What is endometriosis, and how do you know if you have it?

Woman with stomach pain lying in bed

Endometriosis is more than just “bad periods.” It’s a common but sometimes misunderstood condition affecting millions of women, most often in their 20s or 30s. It occurs when tissue similar to the lining of the uterus grows outside it — typically on the ovaries, fallopian tubes or the tissue lining the pelvis. 

The misplaced tissue thickens, breaks down and bleeds each month but has no way to exit the body. This can lead to pain, inflammation and scarring.

“Endometriosis can present in different ways, so symptoms don’t always match the extent of the disease,” says Nebraska Medicine OB-GYN Nicholas Jesse, MD

Symptoms of endometriosis

Endometriosis symptoms can vary, but common signs include:

  • Severe cramping and painful periods that disrupt daily life.

  • Chronic pelvic pain that may occur outside of menstrual cycles.

  • Discomfort or pain during intercourse.

  • Painful bowel movements, bloating or urinary discomfort. 

  • Difficulty getting pregnant. 

“Everyone experiences endometriosis differently,” Dr. Jesse says. “Some patients with significant disease may have few symptoms, while others are severely affected.”

How endometriosis is diagnosed

Because symptoms may overlap with other conditions, diagnosing endometriosis typically requires a combination of approaches. Doctors will ask detailed questions about menstrual cycles, pain patterns and family history. 

Early recognition can prevent progression and help with fertility. A pelvic exam may be recommended to detect nodules, tenderness or endometriosis-related abnormalities. Ultrasound or MRI can help identify lesions and larger cysts called endometriomas. Smaller lesions may not appear on imaging. 

The best way to diagnose endometriosis is through minimally invasive surgery. A surgeon can visually inspect the pelvis and remove any abnormal tissue.

“We want to make sure surgery is thorough,” says Dr.
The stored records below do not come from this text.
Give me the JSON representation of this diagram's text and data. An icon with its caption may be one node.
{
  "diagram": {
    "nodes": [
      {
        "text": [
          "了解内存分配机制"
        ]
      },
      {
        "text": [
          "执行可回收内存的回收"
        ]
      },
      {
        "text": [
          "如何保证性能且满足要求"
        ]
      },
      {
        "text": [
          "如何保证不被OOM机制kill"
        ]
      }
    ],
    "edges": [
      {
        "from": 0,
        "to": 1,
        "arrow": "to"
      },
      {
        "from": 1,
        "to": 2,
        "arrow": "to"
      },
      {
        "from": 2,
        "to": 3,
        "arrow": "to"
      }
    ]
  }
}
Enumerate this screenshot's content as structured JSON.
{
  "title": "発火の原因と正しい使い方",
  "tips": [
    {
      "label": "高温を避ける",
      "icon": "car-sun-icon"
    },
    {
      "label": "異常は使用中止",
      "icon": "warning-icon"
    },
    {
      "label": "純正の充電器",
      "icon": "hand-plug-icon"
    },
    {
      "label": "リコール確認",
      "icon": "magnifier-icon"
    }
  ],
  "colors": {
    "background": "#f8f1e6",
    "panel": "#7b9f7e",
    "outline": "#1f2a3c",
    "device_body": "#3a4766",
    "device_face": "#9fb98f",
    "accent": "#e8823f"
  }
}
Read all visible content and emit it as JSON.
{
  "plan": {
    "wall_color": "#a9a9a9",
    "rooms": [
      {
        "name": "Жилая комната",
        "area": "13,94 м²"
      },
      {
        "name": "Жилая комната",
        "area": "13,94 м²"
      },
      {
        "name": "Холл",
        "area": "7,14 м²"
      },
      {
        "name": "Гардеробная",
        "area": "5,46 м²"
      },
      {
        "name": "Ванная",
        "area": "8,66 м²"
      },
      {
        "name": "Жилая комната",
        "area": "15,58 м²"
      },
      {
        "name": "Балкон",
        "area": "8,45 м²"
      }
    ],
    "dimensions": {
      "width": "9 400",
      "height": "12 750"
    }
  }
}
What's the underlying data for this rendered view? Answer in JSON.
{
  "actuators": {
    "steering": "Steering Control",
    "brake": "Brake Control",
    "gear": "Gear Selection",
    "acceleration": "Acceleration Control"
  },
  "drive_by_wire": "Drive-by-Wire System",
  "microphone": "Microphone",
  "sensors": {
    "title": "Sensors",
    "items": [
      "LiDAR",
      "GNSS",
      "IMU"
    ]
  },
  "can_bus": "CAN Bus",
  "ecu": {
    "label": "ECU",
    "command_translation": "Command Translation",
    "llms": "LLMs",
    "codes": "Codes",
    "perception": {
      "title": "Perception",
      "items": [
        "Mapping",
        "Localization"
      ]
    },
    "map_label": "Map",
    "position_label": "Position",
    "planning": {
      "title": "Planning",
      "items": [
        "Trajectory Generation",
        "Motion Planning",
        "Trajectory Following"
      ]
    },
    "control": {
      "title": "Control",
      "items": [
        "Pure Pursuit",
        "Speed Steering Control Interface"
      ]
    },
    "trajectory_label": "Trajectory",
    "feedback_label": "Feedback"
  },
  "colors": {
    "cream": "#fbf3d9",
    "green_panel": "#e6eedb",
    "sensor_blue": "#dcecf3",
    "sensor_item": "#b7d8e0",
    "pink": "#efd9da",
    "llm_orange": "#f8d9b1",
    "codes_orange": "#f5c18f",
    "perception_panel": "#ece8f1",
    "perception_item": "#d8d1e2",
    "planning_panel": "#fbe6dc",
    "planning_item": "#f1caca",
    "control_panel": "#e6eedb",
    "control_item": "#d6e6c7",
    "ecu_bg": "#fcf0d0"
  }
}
Jesse. “It’s important that the surgeon looks everywhere in the abdomen and treats all visible disease, not just what’s easy to see.”

Treatment options

Treatment for endometriosis depends on symptoms, age and whether the patient wants to have children.

Along with surgery, hormonal medications are often first-line treatments because endometriosis is hormonally responsive:

  • Progesterone-only treatments: Pills, injections or IUDs help suppress endometriosis tissue growth.

  • Combined hormonal contraceptives: Pills, patches or vaginal rings with estrogen and progesterone can reduce pain and limit lesion growth.

  • GnRH agonists: These medications create temporary menopause by blocking hormones from the brain to the ovaries, providing powerful symptom relief.

“Hormonal suppression can reduce symptoms and slow disease progression,” Dr. Jesse says. “We always weigh benefits versus side effects for each patient.”

Surgery and other options

Excision surgery removes visible endometriosis tissue. It’s minimally invasive, helps relieve pain and improves fertility. Recovery is typically two to four weeks, depending on severity and health.

“Surgery is often necessary when other treatments haven’t worked, or fertility is a concern,” Dr. Jesse explains. “Even if patients have had surgery before, we can often treat recurrent disease safely.”

For patients who still experience symptoms, these strategies may help:

  • Physical therapy: Specialized pelvic exercises can relieve muscle tension and improve pain.

  • Dietary changes: Anti-inflammatory diets, fiber-rich food, plant-based foods and limiting red meat and processed sugars may reduce symptoms.

  • Exercise: Gradual, regular activity can improve overall pain scores and pelvic health.

  • Pain management: Medications or targeted injections, including Botox or steroids, may reduce localized pain.

“Adjunct treatments can make a big difference, especially for patients who continue to experience pain after surgery or hormonal therapy,” Dr. Jesse notes.

Living with endometriosis

Even with treatment, endometriosis symptoms may return. Because it’s a chronic and often progressive condition, ongoing care for endometriosis is important. Dr. Jesse explains that patients benefit from a multidisciplinary approach that involves pain specialists, gynecologists, physical therapists and sometimes urologists. 

“This is a journey we take with each patient,” he says. “Frequent check-ins help us understand how they’re feeling and what the next step should be. Early intervention and a stepwise approach are key to improving quality of life.”

Contact your health care provider if you experience severe menstrual cramps, pain during intercourse, fertility challenges or painful bowel movements or urination.